"Who went into Mrs. Chump's bedchamber this morning?" asked Mr. Pole generally.

A pretty little housemaid replied, with an indignant flush, that she was the person. Mrs. Chump acknowledged to being awake when the shutters were opened, and agreed that it was not possible her pockets could have been rifled then.

"So, you see, Martha, you're talking nonsense," said Mr. Pole. "Do you know the numbers of those notes?"

"The numbers at the sides, ye mean, Pole?"

"Ay, the numbers at the sides, if you like; the 21593, and so on?"

"The 21593! Oh! I can't remember such a lot as that, if ever I leave off repeatin' it."

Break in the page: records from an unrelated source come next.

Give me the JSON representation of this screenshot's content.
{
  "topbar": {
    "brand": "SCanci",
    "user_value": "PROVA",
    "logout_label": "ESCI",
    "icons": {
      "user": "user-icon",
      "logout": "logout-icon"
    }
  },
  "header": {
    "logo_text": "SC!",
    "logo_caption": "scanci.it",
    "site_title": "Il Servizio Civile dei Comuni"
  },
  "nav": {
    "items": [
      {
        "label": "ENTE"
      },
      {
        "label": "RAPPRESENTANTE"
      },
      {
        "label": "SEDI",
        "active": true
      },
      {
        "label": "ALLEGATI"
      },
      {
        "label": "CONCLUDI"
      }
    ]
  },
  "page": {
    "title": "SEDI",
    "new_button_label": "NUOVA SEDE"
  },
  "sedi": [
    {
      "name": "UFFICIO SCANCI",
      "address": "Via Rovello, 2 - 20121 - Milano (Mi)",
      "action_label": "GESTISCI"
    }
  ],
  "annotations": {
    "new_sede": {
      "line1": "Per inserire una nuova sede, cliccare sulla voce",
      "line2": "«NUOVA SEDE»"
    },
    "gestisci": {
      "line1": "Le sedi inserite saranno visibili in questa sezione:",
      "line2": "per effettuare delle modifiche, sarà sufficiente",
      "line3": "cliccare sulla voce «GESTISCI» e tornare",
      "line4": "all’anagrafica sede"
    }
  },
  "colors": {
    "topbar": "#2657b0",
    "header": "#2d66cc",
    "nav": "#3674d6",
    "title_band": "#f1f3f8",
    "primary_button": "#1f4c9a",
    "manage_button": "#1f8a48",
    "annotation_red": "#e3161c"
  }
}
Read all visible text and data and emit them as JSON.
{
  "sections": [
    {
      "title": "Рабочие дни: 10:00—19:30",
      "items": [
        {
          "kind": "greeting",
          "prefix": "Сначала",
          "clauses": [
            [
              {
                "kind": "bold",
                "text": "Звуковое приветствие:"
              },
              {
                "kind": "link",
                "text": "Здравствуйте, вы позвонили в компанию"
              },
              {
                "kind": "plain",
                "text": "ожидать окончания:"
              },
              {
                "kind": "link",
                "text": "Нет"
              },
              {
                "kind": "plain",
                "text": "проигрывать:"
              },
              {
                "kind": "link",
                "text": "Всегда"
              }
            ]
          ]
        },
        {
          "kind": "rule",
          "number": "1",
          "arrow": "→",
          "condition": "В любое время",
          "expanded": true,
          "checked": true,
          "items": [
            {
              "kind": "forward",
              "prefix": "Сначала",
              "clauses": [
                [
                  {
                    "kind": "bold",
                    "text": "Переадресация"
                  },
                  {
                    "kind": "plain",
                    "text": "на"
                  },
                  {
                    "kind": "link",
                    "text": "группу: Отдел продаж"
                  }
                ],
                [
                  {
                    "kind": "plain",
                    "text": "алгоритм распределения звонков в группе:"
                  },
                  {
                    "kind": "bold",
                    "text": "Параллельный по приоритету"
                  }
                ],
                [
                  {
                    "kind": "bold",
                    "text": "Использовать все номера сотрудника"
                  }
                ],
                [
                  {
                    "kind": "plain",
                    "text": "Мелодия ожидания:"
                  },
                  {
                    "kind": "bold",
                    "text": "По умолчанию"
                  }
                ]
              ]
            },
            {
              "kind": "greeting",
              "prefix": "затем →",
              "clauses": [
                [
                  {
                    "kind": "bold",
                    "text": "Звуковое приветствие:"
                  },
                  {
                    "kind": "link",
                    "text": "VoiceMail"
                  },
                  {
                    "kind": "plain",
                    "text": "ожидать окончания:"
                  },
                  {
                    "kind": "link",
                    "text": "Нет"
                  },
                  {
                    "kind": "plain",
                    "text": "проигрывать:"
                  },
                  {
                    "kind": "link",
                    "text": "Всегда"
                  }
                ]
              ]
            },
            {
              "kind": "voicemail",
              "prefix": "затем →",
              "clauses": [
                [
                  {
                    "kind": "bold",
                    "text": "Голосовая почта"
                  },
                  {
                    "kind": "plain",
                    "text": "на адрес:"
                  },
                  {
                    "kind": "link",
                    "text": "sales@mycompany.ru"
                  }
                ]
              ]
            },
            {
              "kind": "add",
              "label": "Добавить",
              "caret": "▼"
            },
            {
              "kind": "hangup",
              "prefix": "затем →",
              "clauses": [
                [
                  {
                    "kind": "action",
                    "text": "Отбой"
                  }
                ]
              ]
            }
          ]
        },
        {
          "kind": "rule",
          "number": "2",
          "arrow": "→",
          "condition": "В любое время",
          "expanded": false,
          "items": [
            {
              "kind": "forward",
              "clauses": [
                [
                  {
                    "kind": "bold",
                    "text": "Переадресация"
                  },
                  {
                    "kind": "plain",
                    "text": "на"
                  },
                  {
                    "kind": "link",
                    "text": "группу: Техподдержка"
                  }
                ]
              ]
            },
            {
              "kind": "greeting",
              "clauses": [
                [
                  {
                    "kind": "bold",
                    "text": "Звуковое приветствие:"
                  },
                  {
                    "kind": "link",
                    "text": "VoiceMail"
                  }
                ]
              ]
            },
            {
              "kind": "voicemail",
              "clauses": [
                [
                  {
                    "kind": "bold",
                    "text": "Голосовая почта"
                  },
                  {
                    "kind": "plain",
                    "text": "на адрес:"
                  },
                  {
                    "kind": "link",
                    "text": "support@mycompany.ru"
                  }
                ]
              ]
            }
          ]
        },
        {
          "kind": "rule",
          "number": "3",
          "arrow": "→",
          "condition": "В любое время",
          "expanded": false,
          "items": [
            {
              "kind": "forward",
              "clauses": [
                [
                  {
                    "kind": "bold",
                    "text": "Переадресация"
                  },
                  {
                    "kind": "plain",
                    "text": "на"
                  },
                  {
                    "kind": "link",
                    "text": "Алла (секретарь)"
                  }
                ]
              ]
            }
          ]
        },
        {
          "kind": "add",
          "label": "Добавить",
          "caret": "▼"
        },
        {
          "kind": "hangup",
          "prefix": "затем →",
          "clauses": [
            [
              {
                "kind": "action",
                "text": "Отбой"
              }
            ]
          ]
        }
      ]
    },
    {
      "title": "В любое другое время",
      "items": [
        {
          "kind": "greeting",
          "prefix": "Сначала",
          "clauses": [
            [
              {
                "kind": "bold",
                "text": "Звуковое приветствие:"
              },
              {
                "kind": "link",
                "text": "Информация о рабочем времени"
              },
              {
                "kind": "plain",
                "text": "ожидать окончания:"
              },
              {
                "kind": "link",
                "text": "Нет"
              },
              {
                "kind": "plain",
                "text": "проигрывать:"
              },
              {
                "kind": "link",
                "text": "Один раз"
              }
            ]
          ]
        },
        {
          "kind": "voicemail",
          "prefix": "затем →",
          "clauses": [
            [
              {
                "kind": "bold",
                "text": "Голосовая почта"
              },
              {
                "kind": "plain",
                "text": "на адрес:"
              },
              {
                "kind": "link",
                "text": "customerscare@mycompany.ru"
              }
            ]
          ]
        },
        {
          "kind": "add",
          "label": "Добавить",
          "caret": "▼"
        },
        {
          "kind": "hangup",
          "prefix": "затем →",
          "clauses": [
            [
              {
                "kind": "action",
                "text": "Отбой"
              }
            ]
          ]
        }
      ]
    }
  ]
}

"There! you see, you're not fit to have money in your possession, Martha. Everybody who has bank-notes looks at the numbers. You have a trick of fancying all sorts of sums in your pocket; and when you don't find them there, of course they're lost! Now, let's have some breakfast."

Arabella told the maids to go out. Mr. Pole turned to the breakfast- table, rubbing his hands. Seeing herself and her case abandoned, Mrs. Chump gave a deplorable shout. "Ye're crool! and young women that look on at a fellow-woman's mis'ry. Oh! how can ye do ut! But soft hearts can be the hardest. And all my seventy-five gone, gone! and no law out of annybody. And no frightenin' of 'em off from doin' the like another time! Oh, I will, I will have my money!"

"Tush! Come to breakfast, Martha," said Mr. Pole. "You shall have money, if you want it; you have only to ask. Now, will you promise to be quiet? and I'll give you this money—the amount you've been dreaming about last night. I'll fetch it. Now, let us have no scenes. Dry your eyes."

Mr. Pole went to his private room, and returned just as Mrs. Chump had got upon a succession of quieter sobs with each one of which she addressed a pathetic roll of her eyes to the utterly unsympathetic ladies respectively.